会社で処理しきれなかった仕事を家に持ち帰ってしまった。
彼に嫌な顔をされたが、ごめんと謝ってパソコンに向かいキーボードを打ち込む。
少しでも早く終らせる為にろくに休憩も取らず、長時間A4用紙という名の白い画面を見続けていれば、いつの間にか視界はぼやけて目の奥がズキズキと痛み出してきた。
もう、目が限界。テレビのCMのように目頭を押さえてみたり目の周りをマッサージしたりしてみるが、これといって効果は感じられない。

「家におる時くらい仕事のこと忘れたらどや?」
「ごめんね。これだけどうしてもやらなきゃいけなくて……」
「そりゃ、ご苦労さんなこっちゃ」

それは拗ねた時に出す意地悪な声。
作業が終わるのをソファに寝転がって待っていてくれた真島さんだったが、痺れを切らせたのか溜め息をついて起き上がり、私の視界の入らないところへ行ってしまった。

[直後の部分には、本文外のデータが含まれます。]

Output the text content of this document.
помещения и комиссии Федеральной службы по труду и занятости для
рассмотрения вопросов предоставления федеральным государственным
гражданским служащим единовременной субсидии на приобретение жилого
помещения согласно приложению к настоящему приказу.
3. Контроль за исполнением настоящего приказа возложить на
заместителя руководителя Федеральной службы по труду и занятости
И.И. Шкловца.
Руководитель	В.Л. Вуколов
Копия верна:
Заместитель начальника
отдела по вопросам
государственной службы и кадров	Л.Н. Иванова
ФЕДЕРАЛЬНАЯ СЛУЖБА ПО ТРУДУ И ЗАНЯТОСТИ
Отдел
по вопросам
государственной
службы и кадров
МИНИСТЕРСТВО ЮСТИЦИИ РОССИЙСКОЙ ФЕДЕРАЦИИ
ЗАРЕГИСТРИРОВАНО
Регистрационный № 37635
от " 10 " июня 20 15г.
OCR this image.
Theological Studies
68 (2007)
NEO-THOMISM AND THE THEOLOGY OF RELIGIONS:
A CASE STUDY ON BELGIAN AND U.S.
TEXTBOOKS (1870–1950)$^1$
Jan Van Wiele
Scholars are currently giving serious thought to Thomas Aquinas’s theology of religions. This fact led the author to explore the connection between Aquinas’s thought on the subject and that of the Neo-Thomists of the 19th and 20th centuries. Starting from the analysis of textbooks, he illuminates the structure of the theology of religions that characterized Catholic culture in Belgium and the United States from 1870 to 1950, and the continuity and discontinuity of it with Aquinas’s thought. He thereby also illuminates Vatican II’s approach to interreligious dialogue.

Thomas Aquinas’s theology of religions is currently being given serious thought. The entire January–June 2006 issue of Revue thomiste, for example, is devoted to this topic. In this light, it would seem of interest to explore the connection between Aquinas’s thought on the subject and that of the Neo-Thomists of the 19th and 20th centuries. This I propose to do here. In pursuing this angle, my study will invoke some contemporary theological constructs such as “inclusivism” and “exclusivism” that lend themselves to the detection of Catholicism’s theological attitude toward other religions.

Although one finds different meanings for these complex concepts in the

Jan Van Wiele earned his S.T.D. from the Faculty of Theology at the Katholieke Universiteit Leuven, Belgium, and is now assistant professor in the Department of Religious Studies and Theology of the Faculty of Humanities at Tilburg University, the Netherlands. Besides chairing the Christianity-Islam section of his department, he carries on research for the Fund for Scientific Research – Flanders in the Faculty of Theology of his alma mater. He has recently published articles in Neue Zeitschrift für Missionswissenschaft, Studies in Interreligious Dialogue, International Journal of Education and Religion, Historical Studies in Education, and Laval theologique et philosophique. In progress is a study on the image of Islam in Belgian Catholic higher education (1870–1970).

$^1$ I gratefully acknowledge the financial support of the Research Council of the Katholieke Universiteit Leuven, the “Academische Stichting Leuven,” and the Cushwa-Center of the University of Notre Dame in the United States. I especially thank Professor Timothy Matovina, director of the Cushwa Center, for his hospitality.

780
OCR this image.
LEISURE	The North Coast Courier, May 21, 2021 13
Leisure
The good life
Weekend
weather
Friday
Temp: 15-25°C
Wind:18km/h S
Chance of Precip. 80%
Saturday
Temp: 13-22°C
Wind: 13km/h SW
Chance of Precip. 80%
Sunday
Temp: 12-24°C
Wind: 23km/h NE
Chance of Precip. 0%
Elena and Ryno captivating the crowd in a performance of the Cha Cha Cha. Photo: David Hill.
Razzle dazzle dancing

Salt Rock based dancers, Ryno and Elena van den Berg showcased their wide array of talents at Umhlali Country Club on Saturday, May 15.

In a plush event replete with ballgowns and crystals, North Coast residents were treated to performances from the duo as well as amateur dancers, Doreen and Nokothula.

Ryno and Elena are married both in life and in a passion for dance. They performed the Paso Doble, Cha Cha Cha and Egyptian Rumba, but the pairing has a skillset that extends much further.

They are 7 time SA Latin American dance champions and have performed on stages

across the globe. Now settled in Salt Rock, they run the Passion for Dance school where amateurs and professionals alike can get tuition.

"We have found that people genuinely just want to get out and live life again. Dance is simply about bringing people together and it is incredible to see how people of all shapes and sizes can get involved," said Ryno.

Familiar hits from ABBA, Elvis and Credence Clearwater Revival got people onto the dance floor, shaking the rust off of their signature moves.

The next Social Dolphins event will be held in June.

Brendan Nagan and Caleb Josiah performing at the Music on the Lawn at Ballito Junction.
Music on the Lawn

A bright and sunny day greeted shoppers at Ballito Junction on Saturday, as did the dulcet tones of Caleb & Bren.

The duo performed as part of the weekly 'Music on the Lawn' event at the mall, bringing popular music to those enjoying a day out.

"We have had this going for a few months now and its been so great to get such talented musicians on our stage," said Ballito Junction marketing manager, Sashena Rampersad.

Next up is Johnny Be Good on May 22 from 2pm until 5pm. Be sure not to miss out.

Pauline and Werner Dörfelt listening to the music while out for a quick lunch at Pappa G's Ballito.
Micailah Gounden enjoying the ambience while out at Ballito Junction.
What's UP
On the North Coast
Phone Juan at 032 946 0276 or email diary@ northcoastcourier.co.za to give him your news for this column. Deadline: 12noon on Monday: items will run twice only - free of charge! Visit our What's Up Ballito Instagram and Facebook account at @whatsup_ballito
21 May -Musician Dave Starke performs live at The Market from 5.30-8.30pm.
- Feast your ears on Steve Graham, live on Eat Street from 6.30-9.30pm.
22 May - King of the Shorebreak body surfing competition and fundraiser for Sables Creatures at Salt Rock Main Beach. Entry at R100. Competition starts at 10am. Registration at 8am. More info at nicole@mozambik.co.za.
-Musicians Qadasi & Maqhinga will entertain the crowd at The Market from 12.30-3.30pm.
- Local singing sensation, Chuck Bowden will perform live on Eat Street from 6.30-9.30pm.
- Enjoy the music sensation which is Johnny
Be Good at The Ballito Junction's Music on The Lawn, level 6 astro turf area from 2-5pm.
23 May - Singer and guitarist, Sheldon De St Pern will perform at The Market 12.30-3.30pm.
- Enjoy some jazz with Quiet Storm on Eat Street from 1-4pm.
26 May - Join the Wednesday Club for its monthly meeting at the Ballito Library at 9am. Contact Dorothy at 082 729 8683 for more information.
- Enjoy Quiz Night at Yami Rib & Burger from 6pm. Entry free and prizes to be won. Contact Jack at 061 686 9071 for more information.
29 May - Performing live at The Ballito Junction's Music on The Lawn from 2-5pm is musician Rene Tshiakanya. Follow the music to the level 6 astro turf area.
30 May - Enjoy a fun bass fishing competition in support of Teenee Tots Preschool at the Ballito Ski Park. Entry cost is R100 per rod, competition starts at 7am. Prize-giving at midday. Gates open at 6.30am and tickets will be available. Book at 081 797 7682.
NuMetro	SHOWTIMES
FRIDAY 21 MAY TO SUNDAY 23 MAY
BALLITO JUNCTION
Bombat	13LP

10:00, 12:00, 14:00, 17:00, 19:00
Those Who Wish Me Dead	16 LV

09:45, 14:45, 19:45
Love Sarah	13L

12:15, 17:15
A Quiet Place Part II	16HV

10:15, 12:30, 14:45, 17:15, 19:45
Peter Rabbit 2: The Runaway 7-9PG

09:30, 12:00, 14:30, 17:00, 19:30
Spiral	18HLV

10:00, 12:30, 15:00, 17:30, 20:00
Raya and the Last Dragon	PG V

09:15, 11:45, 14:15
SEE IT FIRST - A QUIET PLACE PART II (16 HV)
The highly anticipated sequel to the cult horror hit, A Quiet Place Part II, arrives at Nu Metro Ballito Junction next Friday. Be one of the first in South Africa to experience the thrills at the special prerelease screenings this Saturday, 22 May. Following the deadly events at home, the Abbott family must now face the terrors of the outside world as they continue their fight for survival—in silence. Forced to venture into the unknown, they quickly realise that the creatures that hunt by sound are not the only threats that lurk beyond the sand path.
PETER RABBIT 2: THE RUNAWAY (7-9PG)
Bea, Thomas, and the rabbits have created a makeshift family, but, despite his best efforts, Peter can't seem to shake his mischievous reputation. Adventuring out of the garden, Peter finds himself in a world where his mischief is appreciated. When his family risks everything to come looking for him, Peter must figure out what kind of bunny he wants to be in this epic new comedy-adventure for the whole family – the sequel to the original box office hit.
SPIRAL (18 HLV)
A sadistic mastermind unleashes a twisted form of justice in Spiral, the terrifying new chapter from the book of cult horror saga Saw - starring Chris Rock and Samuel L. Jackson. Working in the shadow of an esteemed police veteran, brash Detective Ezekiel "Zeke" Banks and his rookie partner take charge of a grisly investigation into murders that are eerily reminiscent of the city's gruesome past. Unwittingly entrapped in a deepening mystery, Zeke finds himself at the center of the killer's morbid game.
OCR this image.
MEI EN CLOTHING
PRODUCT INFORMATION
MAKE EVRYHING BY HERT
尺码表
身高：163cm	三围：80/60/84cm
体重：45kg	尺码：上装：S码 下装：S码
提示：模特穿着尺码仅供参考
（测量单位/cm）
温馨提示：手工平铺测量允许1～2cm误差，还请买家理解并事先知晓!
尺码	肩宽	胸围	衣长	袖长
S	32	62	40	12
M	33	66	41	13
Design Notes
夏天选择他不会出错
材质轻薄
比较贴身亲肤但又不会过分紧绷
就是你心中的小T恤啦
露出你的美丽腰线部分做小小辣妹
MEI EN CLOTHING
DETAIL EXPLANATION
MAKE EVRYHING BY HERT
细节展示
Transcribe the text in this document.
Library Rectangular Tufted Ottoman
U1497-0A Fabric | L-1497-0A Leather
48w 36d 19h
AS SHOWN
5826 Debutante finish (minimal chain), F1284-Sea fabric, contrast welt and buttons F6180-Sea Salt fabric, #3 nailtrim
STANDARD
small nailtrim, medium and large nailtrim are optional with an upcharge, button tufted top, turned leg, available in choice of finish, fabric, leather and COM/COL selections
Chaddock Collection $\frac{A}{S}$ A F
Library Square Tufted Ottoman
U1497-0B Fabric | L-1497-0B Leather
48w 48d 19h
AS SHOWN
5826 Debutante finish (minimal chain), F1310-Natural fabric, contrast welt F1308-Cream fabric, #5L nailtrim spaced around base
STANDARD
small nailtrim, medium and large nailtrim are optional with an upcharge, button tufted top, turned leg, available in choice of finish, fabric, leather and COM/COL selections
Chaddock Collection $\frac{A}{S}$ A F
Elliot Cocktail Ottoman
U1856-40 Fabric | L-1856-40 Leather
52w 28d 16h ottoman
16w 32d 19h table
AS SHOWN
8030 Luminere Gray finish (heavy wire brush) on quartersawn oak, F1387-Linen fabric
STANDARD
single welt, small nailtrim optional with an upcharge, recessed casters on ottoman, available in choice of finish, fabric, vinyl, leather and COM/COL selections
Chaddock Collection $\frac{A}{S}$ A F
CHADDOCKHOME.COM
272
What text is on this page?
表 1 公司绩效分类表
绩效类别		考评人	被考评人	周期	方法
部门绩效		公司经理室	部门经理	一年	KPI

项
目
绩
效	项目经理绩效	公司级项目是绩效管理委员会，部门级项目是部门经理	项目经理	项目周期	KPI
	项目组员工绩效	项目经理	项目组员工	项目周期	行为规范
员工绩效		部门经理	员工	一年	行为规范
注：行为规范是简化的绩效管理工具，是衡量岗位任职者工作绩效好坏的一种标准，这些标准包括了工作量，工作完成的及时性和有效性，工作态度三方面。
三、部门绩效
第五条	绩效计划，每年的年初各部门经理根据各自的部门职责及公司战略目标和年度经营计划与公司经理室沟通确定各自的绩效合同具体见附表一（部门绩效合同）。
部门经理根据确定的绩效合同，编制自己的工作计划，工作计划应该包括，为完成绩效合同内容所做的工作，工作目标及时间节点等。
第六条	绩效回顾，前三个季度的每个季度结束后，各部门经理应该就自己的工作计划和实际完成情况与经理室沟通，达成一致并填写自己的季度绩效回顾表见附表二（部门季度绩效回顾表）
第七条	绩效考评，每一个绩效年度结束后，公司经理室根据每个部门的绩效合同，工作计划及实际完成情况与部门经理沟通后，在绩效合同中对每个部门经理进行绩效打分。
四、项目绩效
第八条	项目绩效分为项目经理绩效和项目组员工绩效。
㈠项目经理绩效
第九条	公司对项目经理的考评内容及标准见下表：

私だって好きで仕事を家に持ち込んだわけじゃないのに。
私だってやりたくてやってるんじゃないのに。

重たい頭を左右に振って再びパソコンに向かうが、キーを打ち込む私の顔はきっと不細工なしかめっ面だ。無意識に指に力が入ってカタカタとキーボードが大きな音を立てる。
イライラしながら仕事して、そんな自分が嫌でさらにイライラして。画面に映る文字やアイコンが徐々に滲んでくる。

「頑張り過ぎんなや」

ふらりと私の許に戻ってきた真島さんの手には私が愛用しているマグカップ。
てっきり仕事が終わらないことに怒って席を立ってしまったのだと思っていたが、私を気遣ってコーヒーを淹れてくれていた。
半ベソ状態でマグカップを受け取ると「泣くな」と頭を小突かれ、その反動でカップの中の液体が大きく揺れた。零れないように一口こくりと飲むと、コーヒー特有のコク深い香りが口の中に広がった。

「美味しい」
「せやろ? ゴロちゃんスペシャルドリップやで」
「何、そのドリップ」

からかうように笑ったが、猫舌の私が火傷しないくらいの程よい温度で、疲れた脳にじんわり染みる甘めのコーヒーはたしかにゴロちゃんスペシャルだった。
ゆっくり味と香りを堪能していると、横から感じる熱視線。

「ん? どうしたの?」
「メガネ、似合うんやな」
「そうかな? ブルーライトカットの安いメガネだよ」
「ふぅん」

目を細めてメガネのフレームをなぞる真島さんの指がゆっくりと私の唇に降りてきたので、慌てて手にしていたマグカップを机に置いた。

「な、何?」
「メガネのなまえ……めっちゃソソるわ! 今晩はそのメガネしてな」

そう言ったそばから私の頬やら首やらに吸い付いて離れない真島さんは、電源が入ったままのパソコンに手を伸ばすと、器用に "Ctrl+S" を押して途中になっていたデータを上書き保存した。

……もう、今晩まで待てないくせに。